Sarah’s Story & Clinical Trial Experience

When Sarah was about 10 days old, her mother, an ICU nurse, noticed that she wasn’t following the developmental patterns she’d observed with her son. Concerned, they visited a pediatrician who suspected something was wrong with Sarah’s vision. Further evaluation by a neurologist ruled out any neurological issues, and her parents were assured that Sarah would hit developmental goals right on time.

Regular eye exams ensued, with her parents keeping detailed records of each visit. Eventually, Sarah was referred to the University of Iowa, where tests suggested LCA, but at that time, genetic testing wasn’t available. A definitive LCA genetic diagnosis (RPE65) was finally made when she was in eighth grade.

At age 19, she was recruited for a clinical trial after struggling with vision during college. After going through the initial interviews and assessments, she was approved as a clinical trial participant. Sarah said the doctors clearly explained all the details and risks of the trial and that it was an experimental procedure primarily aimed at testing safety. The decision whether to move forward was left to Sarah and her family. “There wasn’t a whole lot of talking with my parents about it,” she said. “We knew things weren’t going to get any better if I didn’t participate, and I could be a part of helping [research advance].

To facilitate Sarah’s participation in the clinical trial, logistics were carefully arranged around her college schedule. It was toward the end of her senior year that her family drove her from Iowa to the University of Florida, where she underwent her first gene therapy surgery at age 23, describing it as terrifying but perfect.

The pre-operative steps included bloodwork and other standard preparations. During the surgery, Sarah was awake—a protocol that has since changed, with patients now put under general anesthesia. Post-surgery, she had a significant moment when she was able to read a giant letter “A” on a card, confirming that the surgery hadn’t worsened her vision. Over time, she noticed a new visible area in her field of vision, referred to as a “headlight,” which was a significant improvement.

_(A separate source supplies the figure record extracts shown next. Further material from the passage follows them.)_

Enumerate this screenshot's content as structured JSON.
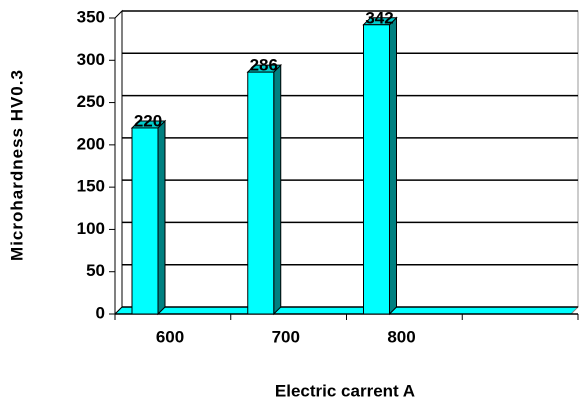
{
  "chart_data": {
    "type": "bar",
    "categories": [
      "600",
      "700",
      "800",
      null
    ],
    "values": [
      220,
      286,
      342,
      null
    ],
    "color": "#00ffff",
    "ylim": [
      0,
      350
    ],
    "yticks": [
      0,
      50,
      100,
      150,
      200,
      250,
      300,
      350
    ],
    "grid": true,
    "xlabel": "Electric carrent  A",
    "ylabel": "Microhardness  HV0.3"
  }
}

Sarah’s recovery involved staying in Florida for a month with her family, with frequent follow-up visits stretching out from monthly to annually. Her clinical trial team remained in contact with her years after the trial formally ended. Fourteen years later, after LUXTURNA® was FDA-approved, she received the gene therapy at the University of Iowa, which improved her vision. Now in her 40s, Sarah’s primary goal is to maintain the stability of her vision. She summarized her clinical trial and gene therapy experiences, saying, “It was a long time ago now, but it was a very cool experience. All of it!”